C’est donc plus qu’une nou­velle ver­sion de l’œuvre inté­grale (offi­cielle) que nous avons ici : une véri­table rétros­pec­tive, comme on peut en avoir pour les peintres ou les pho­to­graphes. Cela convient idéa­le­ment à l’artiste que fut en effet Cavafis. Une telle approche per­met de suivre le che­mi­ne­ment poé­tique de toute une vie, depuis les essais de jeu­nesse pas tou­jours bien maî­tri­sés jusqu’aux remar­quables poèmes de la matu­ri­té et de la vieillesse. On peut sim­ple­ment regret­ter que les textes ori­gi­naux ne soient pas don­nés aus­si afin que la vision d’ensemble soit réel­le­ment com­plète. On aurait aimé pou­voir se réfé­rer à la ver­sion ori­gi­nale. D’une manière géné­rale, il me semble qu’il fau­drait tou­jours don­ner, pour toute édi­tion de poé­sie tra­duite, la ver­sion ori­gi­nale. Pour qui connaît un tant soit peu la langue d’origine, c’est indis­pen­sable ; et même si l’on ne connaît pas la langue, on reçoit au moins une image, une impres­sion du texte tel qu’il a été écrit.

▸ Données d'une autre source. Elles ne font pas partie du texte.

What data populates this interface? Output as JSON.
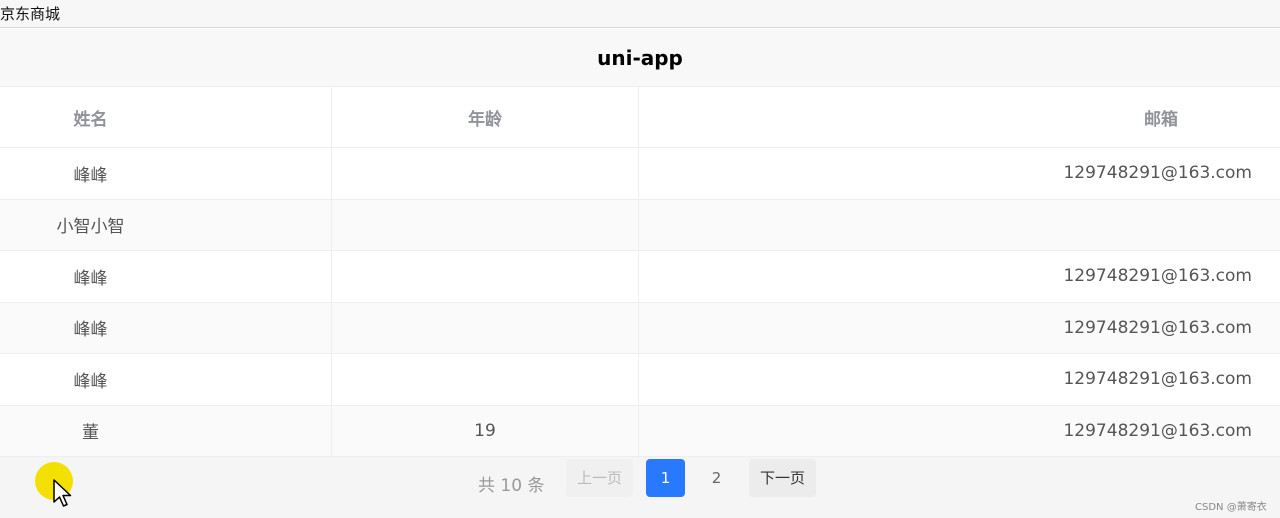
{
  "window": {
    "tab_title": "京东商城"
  },
  "navbar": {
    "title": "uni-app"
  },
  "table": {
    "columns": [
      "姓名",
      "年龄",
      "邮箱"
    ],
    "rows": [
      {
        "name": "峰峰",
        "age": "",
        "email": "129748291@163.com"
      },
      {
        "name": "小智小智",
        "age": "",
        "email": ""
      },
      {
        "name": "峰峰",
        "age": "",
        "email": "129748291@163.com"
      },
      {
        "name": "峰峰",
        "age": "",
        "email": "129748291@163.com"
      },
      {
        "name": "峰峰",
        "age": "",
        "email": "129748291@163.com"
      },
      {
        "name": "董",
        "age": "19",
        "email": "129748291@163.com"
      }
    ]
  },
  "pagination": {
    "total_label": "共 10 条",
    "prev_label": "上一页",
    "pages": [
      "1",
      "2"
    ],
    "current_page": "1",
    "next_label": "下一页"
  },
  "footer": {
    "credit": "CSDN @萧寄衣"
  },
  "colors": {
    "accent": "#2979ff",
    "cursor_highlight": "#f3e000"
  },
  "icons": {
    "cursor": "mouse-pointer-icon"
  }
}
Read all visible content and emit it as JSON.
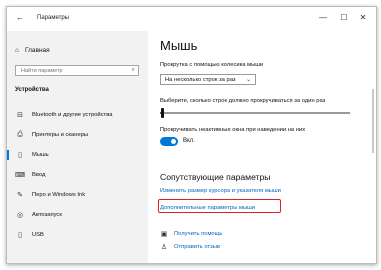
{
  "window": {
    "title": "Параметры",
    "back_icon": "←",
    "controls": {
      "minimize": "—",
      "maximize": "☐",
      "close": "✕"
    }
  },
  "sidebar": {
    "home_label": "Главная",
    "home_icon": "⌂",
    "search_placeholder": "Найти параметр",
    "search_icon": "⌕",
    "section_title": "Устройства",
    "items": [
      {
        "label": "Bluetooth и другие устройства",
        "icon": "⊟",
        "active": false
      },
      {
        "label": "Принтеры и сканеры",
        "icon": "⎙",
        "active": false
      },
      {
        "label": "Мышь",
        "icon": "▯",
        "active": true
      },
      {
        "label": "Ввод",
        "icon": "⌨",
        "active": false
      },
      {
        "label": "Перо и Windows Ink",
        "icon": "✎",
        "active": false
      },
      {
        "label": "Автозапуск",
        "icon": "◎",
        "active": false
      },
      {
        "label": "USB",
        "icon": "▯",
        "active": false
      }
    ]
  },
  "main": {
    "title": "Мышь",
    "scroll_wheel_label": "Прокрутка с помощью колесика мыши",
    "scroll_wheel_value": "На несколько строк за раз",
    "lines_label": "Выберите, сколько строк должно прокручиваться за один раз",
    "lines_slider_fraction": 0.01,
    "inactive_scroll_label": "Прокручивать неактивные окна при наведении на них",
    "toggle_state_text": "Вкл.",
    "toggle_on": true,
    "related_title": "Сопутствующие параметры",
    "link_cursor": "Изменить размер курсора и указателя мыши",
    "link_additional": "Дополнительные параметры мыши",
    "help_label": "Получить помощь",
    "feedback_label": "Отправить отзыв",
    "colors": {
      "accent": "#0078d7",
      "highlight_box": "#e02020",
      "link": "#0067c0"
    }
  }
}
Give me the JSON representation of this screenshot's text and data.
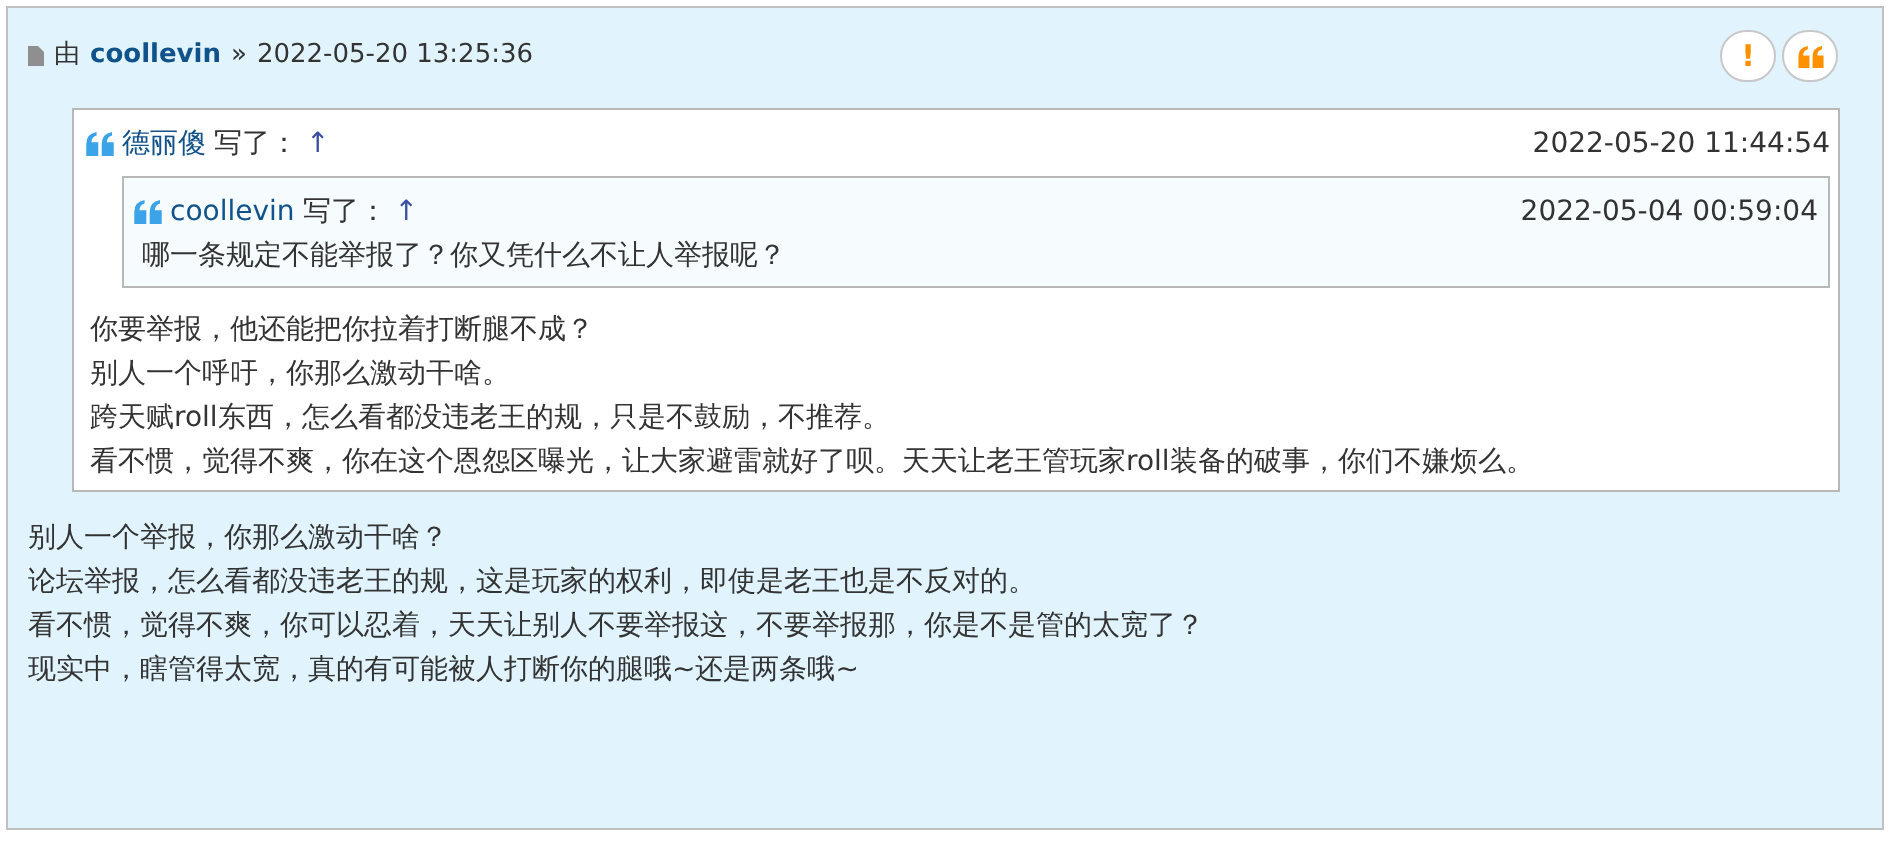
{
  "post": {
    "author_prefix": "由",
    "author": "coollevin",
    "separator": "»",
    "time": "2022-05-20 13:25:36",
    "report_button": "!",
    "quote": {
      "author": "德丽傻",
      "wrote": "写了：",
      "jump": "↑",
      "time": "2022-05-20 11:44:54",
      "quote": {
        "author": "coollevin",
        "wrote": "写了：",
        "jump": "↑",
        "time": "2022-05-04 00:59:04",
        "lines": [
          "哪一条规定不能举报了？你又凭什么不让人举报呢？"
        ]
      },
      "lines": [
        "你要举报，他还能把你拉着打断腿不成？",
        "别人一个呼吁，你那么激动干啥。",
        "跨天赋roll东西，怎么看都没违老王的规，只是不鼓励，不推荐。",
        "看不惯，觉得不爽，你在这个恩怨区曝光，让大家避雷就好了呗。天天让老王管玩家roll装备的破事，你们不嫌烦么。"
      ]
    },
    "lines": [
      "别人一个举报，你那么激动干啥？",
      "论坛举报，怎么看都没违老王的规，这是玩家的权利，即使是老王也是不反对的。",
      "看不惯，觉得不爽，你可以忍着，天天让别人不要举报这，不要举报那，你是不是管的太宽了？",
      "现实中，瞎管得太宽，真的有可能被人打断你的腿哦~还是两条哦~"
    ]
  }
}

Il est très inté­res­sant de lire les poèmes de Cavafis tels qu’ils sont pré­sen­tés, dans l’ordre, chro­no­lo­gi­que­ment. D’une part parce que cela per­met de sai­sir la pro­gres­sion du poète dans l’écriture des textes et d’assister à l’émergence d’une émo­tion forte au fil de l’œuvre : si, par­mi les pre­miers textes, cer­tains peuvent sans doute être qua­li­fiés de fran­che­ment mau­vais, cela ne rend que plus remar­quable, dans les deux tiers res­tants, l’enchaînement presque sans faute des réus­sites poé­tiques. Il est d’ailleurs tou­jours inté­res­sant de lire des poèmes ratés : on appré­cie mieux par com­pa­rai­son ceux qui ne le sont pas.

Mais d’autre part, cette lec­ture des poèmes page après page per­met d’entrer pro­gres­si­ve­ment dans un uni­vers poé­tique d’une éton­nante cohé­rence. Le charme n’en opère que plus inten­sé­ment. J’aurais sans doute du mal à iso­ler tel ou tel poème se dis­tin­guant par­ti­cu­liè­re­ment, à dési­gner des « perles » qui m’auraient mar­quée plus que d’autres. Ce qui marque, c’est l’indéniable puis­sance et le charme per­sis­tant de l’ensemble : le retour des thèmes et des motifs, fina­le­ment peu nom­breux et inlas­sa­ble­ment repris, réin­ter­pré­tés, réen­chan­tés. Les poèmes de Cavafis sont des varia­tions musi­cales sur quelques thèmes choi­sis. Si la musi­ca­li­té de sa langue, sou­li­gnée par le tra­duc­teur Michel Volkovitch, nous reste mal­heu­reu­se­ment étran­gère, la musi­ca­li­té de son uni­vers, la qua­li­té musi­cale de sa pen­sée poé­tique, cela en revanche est clai­re­ment sai­sis­sable par une lec­ture en conti­nu de son œuvre.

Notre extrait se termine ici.